Курица подошла, впрыгнула Ромашке на колени. Тот достал из кармана зерна пшеницы, и курица стала клевать их с ладони.
— Мы теперь увечим и калечим. И людей, и птиц, и цветы полевые. А настанет время, и будем каяться и прощенье просить у людей, у птиц, у цветков полевых. Этих укров, которые нас огнем поливают и в которых мы из гранатометов палим, мы их обнимем и к груди прижмем и друг у друга станем просить прощения. «Простите нас, братья, что натворили в потемках».
Из дверей сарая выскочила лохматая вислоухая собака. С радостным визгом кинулась к Ромашке. Согнала курицу с его колен. Та недовольно соскочила, прихрамывая, ушла долбить землю. На боку у собаки была плешина, розовела кожа, виднелся свежий рубец.
— Это Стрелка. Ну, иди сюда, милая! Давай, покажи бочок! — Собака повернулась боком, замерла, и Ромашка осторожными пальцами ощупал тощий собачий бок. — Хорошо заживает. Я тебе примочку из подорожника прилеплю.
Собака лизала Ромашке руки, а он говорил:
— Ее осколок кольнул. Вот такохонький, как крупа. Под сердцем встал, и она помирала. Сама приползла. Я осколок не вынимал, сам вышел. Я его оттуда выманивал, уговаривал, умаливал. «Осколок, осколок, давай выходи. Я тебя в земельку зарою. Тебе спокойней будет. Тебя за это Богородица любить станет». А как же, все с молитвой, все с помыслом. Богородица всех любит, и людей, и зверей, и птиц, и цветок, и этот осколочек махонький. Руки приставлю, начну молиться, и он помаленьку выходит.

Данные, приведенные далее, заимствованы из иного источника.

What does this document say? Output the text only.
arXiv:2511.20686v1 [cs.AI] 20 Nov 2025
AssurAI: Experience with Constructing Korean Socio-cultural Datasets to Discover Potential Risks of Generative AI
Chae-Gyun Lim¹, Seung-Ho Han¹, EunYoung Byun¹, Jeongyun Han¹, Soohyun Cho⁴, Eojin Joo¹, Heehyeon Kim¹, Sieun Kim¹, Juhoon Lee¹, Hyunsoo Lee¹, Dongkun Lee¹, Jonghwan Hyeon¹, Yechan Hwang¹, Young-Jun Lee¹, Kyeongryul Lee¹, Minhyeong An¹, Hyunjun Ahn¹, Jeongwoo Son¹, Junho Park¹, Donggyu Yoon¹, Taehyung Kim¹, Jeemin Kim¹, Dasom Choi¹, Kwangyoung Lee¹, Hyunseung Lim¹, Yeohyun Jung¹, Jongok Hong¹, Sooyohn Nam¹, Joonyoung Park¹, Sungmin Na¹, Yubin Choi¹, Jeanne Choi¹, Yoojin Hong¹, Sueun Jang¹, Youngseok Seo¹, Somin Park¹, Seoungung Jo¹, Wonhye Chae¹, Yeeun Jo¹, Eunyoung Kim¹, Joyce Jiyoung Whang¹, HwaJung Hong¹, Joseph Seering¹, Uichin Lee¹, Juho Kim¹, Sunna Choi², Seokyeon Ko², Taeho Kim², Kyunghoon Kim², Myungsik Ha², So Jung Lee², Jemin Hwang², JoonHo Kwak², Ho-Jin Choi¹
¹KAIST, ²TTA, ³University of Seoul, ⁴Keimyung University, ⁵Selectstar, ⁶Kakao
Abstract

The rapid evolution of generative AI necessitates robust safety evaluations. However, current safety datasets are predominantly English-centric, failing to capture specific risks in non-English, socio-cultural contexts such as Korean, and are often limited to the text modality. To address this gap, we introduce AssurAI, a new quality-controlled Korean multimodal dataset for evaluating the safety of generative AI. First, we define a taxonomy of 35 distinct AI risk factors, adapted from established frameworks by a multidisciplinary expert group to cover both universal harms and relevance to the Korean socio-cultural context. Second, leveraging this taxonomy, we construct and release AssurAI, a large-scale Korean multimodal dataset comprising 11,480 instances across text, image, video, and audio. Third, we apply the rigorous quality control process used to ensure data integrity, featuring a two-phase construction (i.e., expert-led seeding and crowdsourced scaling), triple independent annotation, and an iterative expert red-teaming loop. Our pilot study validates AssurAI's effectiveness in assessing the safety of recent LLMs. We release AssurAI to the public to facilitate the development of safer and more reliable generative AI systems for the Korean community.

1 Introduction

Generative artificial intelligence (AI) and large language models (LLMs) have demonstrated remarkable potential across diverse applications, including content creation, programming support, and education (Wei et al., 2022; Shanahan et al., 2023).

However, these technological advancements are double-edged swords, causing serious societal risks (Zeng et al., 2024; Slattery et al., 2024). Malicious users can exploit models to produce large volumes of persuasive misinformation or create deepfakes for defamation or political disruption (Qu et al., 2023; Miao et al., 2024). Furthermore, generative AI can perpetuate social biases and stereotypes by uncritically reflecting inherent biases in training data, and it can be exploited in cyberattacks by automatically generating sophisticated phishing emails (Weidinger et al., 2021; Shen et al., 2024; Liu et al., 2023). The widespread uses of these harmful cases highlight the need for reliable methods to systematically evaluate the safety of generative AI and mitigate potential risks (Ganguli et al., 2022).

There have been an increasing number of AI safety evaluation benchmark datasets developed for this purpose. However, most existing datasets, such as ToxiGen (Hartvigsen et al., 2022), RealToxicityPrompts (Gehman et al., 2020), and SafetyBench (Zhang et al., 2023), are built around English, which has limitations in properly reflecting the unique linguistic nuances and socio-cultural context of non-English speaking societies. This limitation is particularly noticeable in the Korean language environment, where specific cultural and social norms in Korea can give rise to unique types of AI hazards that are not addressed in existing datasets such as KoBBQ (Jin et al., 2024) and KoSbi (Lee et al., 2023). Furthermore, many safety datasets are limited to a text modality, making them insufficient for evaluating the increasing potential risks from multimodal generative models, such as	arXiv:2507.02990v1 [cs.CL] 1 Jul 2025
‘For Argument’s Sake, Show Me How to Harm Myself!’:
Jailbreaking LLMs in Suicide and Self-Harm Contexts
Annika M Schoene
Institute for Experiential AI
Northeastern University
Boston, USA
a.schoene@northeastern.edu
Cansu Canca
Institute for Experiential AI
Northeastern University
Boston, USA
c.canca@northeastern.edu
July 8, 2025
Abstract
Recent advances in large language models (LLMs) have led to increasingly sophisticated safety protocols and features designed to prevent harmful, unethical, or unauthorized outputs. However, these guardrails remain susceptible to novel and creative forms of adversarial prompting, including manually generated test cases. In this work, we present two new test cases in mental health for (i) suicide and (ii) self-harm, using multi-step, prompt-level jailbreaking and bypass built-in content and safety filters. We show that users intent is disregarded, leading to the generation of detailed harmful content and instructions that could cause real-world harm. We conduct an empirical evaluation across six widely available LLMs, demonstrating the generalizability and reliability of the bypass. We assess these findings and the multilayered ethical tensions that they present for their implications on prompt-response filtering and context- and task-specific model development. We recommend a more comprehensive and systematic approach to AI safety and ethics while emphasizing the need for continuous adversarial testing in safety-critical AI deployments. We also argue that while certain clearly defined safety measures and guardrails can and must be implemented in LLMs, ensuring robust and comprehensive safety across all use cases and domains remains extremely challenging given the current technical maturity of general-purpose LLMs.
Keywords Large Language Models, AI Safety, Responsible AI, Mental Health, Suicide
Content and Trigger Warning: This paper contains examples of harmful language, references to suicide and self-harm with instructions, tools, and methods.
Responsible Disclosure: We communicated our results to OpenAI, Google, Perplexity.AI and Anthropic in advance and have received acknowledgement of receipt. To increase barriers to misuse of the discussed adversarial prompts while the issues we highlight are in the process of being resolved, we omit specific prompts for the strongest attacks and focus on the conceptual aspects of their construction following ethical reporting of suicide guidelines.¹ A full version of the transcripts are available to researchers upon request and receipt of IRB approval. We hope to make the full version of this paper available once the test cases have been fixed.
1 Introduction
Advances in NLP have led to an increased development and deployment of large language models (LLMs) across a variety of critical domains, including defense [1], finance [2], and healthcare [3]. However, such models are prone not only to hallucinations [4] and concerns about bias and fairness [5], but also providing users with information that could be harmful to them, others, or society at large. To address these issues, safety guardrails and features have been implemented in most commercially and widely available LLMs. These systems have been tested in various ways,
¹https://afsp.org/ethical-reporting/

Ромашка сложил чашей большие ладони, приблизил к собачьему боку, и собака от сладости закрыла глаза, блаженно замерла, облучаемая незримым теплом.
Из дома показались две женщины. Одна высокая, рыхлая, с распухшими ступнями и нечесаной седеющей головой. Другая сухонькая, шаткая, с немигающими беловатыми глазами, вцепилась в рукав первой женщины.
— Ромашка, мы слухаем, шо ты штой-то гутаришь. Может, ты нас кличешь?